Athletics tracks are always run anticlockwise. Does this favour particular runners? Races could surely be run either way, so why never clockwise?Peter Hallberg, Stockholm, Sweden(Image: dlritter, stock.xchng)
A lot of comments about why clockwise/anti-clockwise but no one has answered: are some runners favoured?. Some thoughts: 1. Sure, some runners have one leg longer or stronger, but does that actually equate to an advantage? 2. The curve is fairly gradual, so perhaps can it be regarded as straight locally anyway? 3. Having an asymmetric body may be a disadvantage on the straights compared to someone symmetric (poorer technique perhaps). 4. Finally, if there is an advantage, is it significant/material?
If the outter leg ran 10cm wider than the inner leg on the curves, it would run an extra 63cm in total (per lap). Interestingly, this is independent of the size of the circle being run around and is simply 10cm*pi*2=63cm. If the track was as big as a planet, the outer leg would still only have to travel an extra 63cm!Do runners run with one foot in front of the other, or slightly aside? I do not know, but running say an extra 63cm per lap with the weaker leg could be the difference between winning and losing.
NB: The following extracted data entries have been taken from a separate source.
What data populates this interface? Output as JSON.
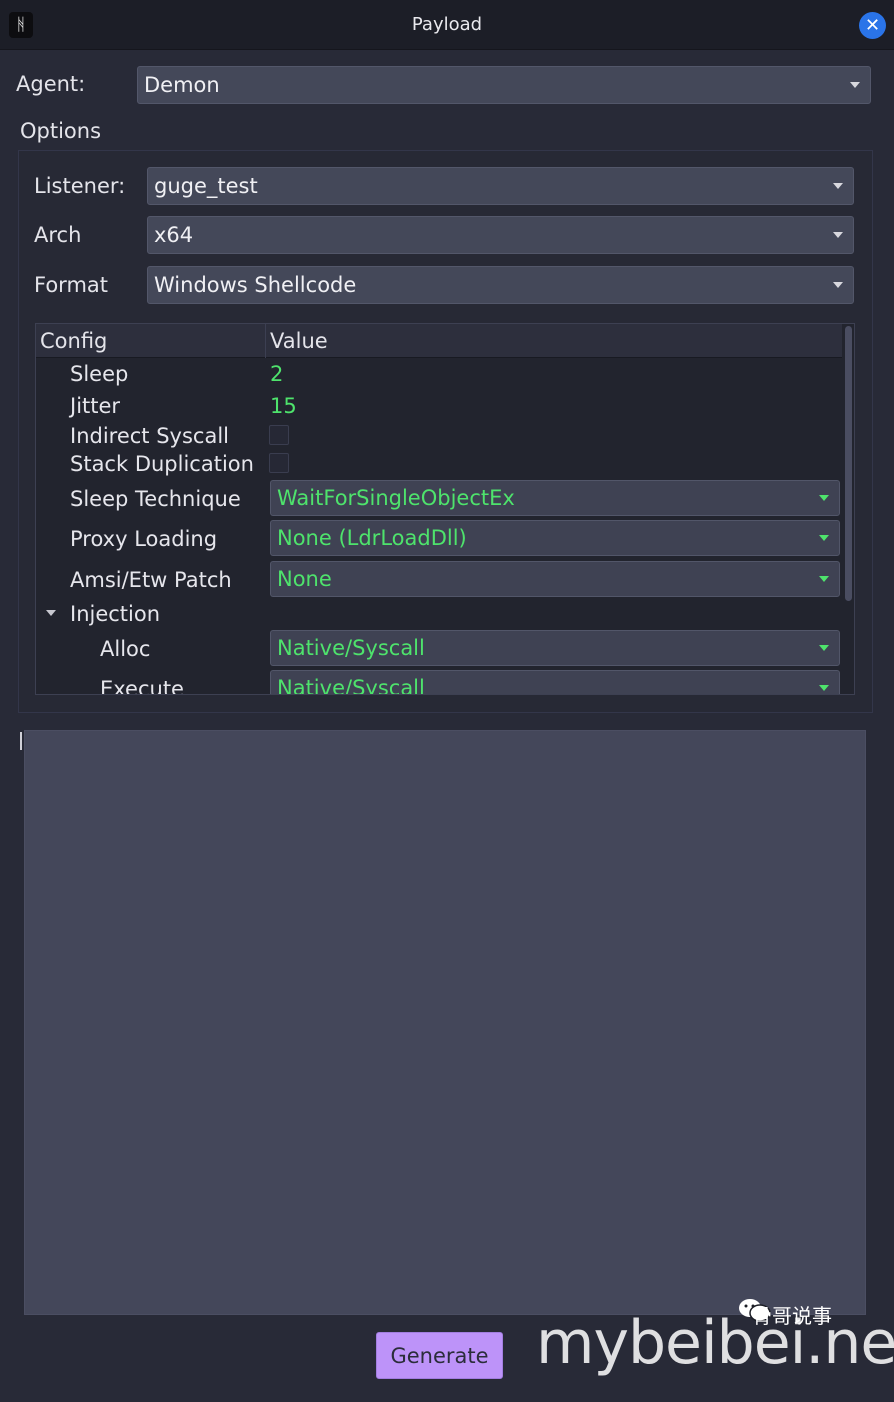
{
  "window": {
    "title": "Payload",
    "app_icon_glyph": "ᚻ",
    "close_glyph": "✕",
    "accent": "#2a74e8"
  },
  "agent": {
    "label": "Agent:",
    "value": "Demon"
  },
  "options": {
    "title": "Options",
    "listener": {
      "label": "Listener:",
      "value": "guge_test"
    },
    "arch": {
      "label": "Arch",
      "value": "x64"
    },
    "format": {
      "label": "Format",
      "value": "Windows Shellcode"
    }
  },
  "config_tree": {
    "headers": {
      "config": "Config",
      "value": "Value"
    },
    "rows": {
      "sleep": {
        "label": "Sleep",
        "value": "2"
      },
      "jitter": {
        "label": "Jitter",
        "value": "15"
      },
      "indirect_syscall": {
        "label": "Indirect Syscall",
        "checked": false
      },
      "stack_duplication": {
        "label": "Stack Duplication",
        "checked": false
      },
      "sleep_technique": {
        "label": "Sleep Technique",
        "value": "WaitForSingleObjectEx"
      },
      "proxy_loading": {
        "label": "Proxy Loading",
        "value": "None (LdrLoadDll)"
      },
      "amsi_etw_patch": {
        "label": "Amsi/Etw Patch",
        "value": "None"
      },
      "injection": {
        "label": "Injection",
        "expanded": true
      },
      "alloc": {
        "label": "Alloc",
        "value": "Native/Syscall"
      },
      "execute": {
        "label": "Execute",
        "value": "Native/Syscall"
      }
    },
    "value_color": "#4ee36c"
  },
  "output": {
    "text": ""
  },
  "generate_button": {
    "label": "Generate",
    "color": "#bd93f9"
  },
  "watermark": {
    "brand": "骨哥说事",
    "site": "mybeibei.net"
  }
}
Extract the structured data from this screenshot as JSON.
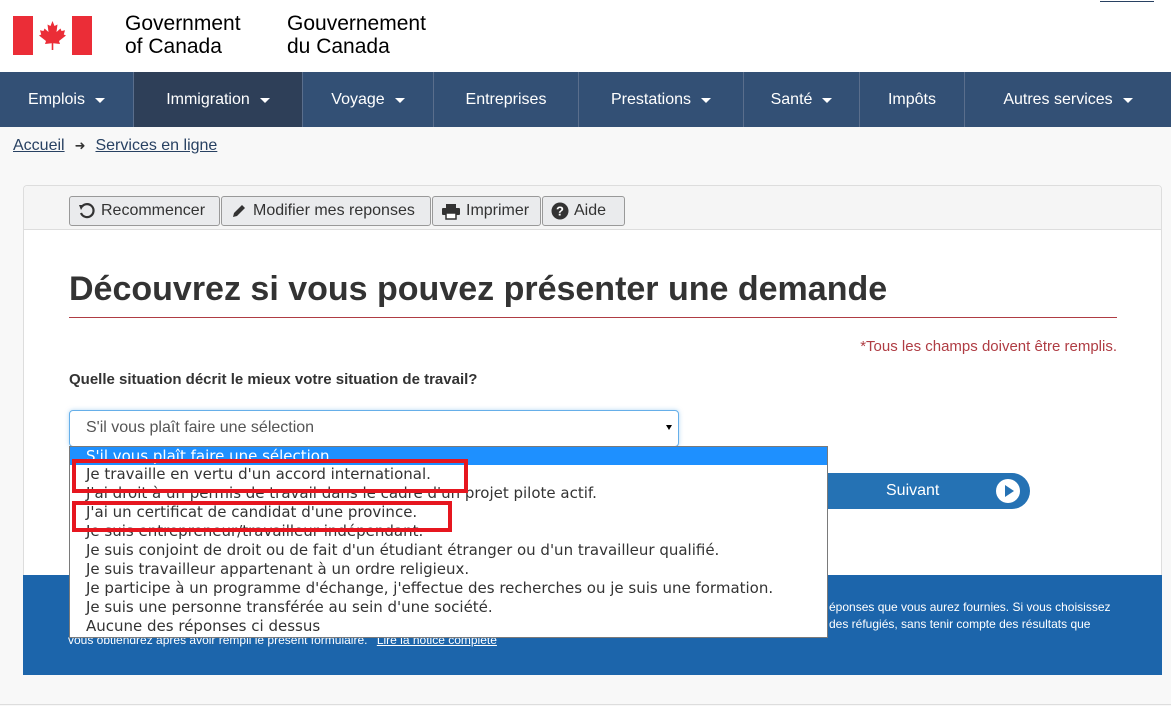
{
  "header": {
    "org_en_line1": "Government",
    "org_en_line2": "of Canada",
    "org_fr_line1": "Gouvernement",
    "org_fr_line2": "du Canada"
  },
  "menu": [
    {
      "label": "Emplois"
    },
    {
      "label": "Immigration"
    },
    {
      "label": "Voyage"
    },
    {
      "label": "Entreprises"
    },
    {
      "label": "Prestations"
    },
    {
      "label": "Santé"
    },
    {
      "label": "Impôts"
    },
    {
      "label": "Autres services"
    }
  ],
  "breadcrumb": {
    "home": "Accueil",
    "current": "Services en ligne"
  },
  "toolbar": {
    "restart": "Recommencer",
    "edit": "Modifier mes reponses",
    "print": "Imprimer",
    "help": "Aide"
  },
  "page": {
    "title": "Découvrez si vous pouvez présenter une demande",
    "required_note": "*Tous les champs doivent être remplis.",
    "question": "Quelle situation décrit le mieux votre situation de travail?",
    "select_value": "S'il vous plaît faire une sélection",
    "next_button": "Suivant"
  },
  "dropdown": {
    "options": [
      "S'il vous plaît faire une sélection",
      "Je travaille en vertu d'un accord international.",
      "J'ai droit à un permis de travail dans le cadre d'un projet pilote actif.",
      "J'ai un certificat de candidat d'une province.",
      "Je suis entrepreneur/travailleur indépendant.",
      "Je suis conjoint de droit ou de fait d'un étudiant étranger ou d'un travailleur qualifié.",
      "Je suis travailleur appartenant à un ordre religieux.",
      "Je participe à un programme d'échange, j'effectue des recherches ou je suis une formation.",
      "Je suis une personne transférée au sein d'une société.",
      "Aucune des réponses ci dessus"
    ]
  },
  "notice": {
    "line1_right": "éponses que vous aurez fournies. Si vous choisissez",
    "line2_right": "des réfugiés, sans tenir compte des résultats que",
    "line3": "vous obtiendrez après avoir rempli le présent formulaire.",
    "link": "Lire la notice complète"
  },
  "colors": {
    "menu_bg": "#335075",
    "menu_active": "#2e3f58",
    "accent_red": "#af3c43",
    "highlight_red": "#e6161f",
    "primary_blue": "#2572b4",
    "notice_blue": "#1c65ab",
    "flag_red": "#eb2d37"
  }
}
If you run on wet sand you will easily see that your footprints fall in a straight line. Thus each leg is 'adducted' to be under your centre of gravity as it passed under your body. If you run on the curved part of a 400m running track, the right leg is adducting more that the left. I have no idea if this is related to the question of why we run anticlockwise, but it will surely favour some runners over others, viz those who regularly train on a track vs those who train by running on roads or crosscountry.
In occultism, going anticlockwise is associated with the left-hand path, i.e. with evil. If there is anything in that idea, all those millions of people looking at athletes going withershins around stadia are contiually replenishing the magic potential for evil.Even if this is nonsense, the people who set things up this way, may belive it works.
re the plane-turning comment... I was taught that small planes turn easier in one direction due to the airflow from the prop being somewhat spiral in nature, causing an asymmetrical drag/lift on one side. There is commonly a fixed trim tab on the tail to offset this. Then there is the precession of the motor/prop mass that rotates in one direction, but my physics isn#39;t up to analyzing the effect!
Given the choice if I fell over, it somehow feels safer to fall to my left than to my right. I am right handed, as are most people in the World. So why might it feel safer? Well, when I fal left, the left hand may come into conact woith the ground before i have a chance to prepae myself for the fall, this causing my arm to bend beyond the point where it can offer shock absorption, However, being brought around my body, is not so vulnerable, allowing my right arm, which is stronger as more used, given that i am right handed, to remain effective, or at least more so than the left arm, at absorbing the impact from the fall and thus minimising injury to me. I wonder if the person who posed this question is left-handed?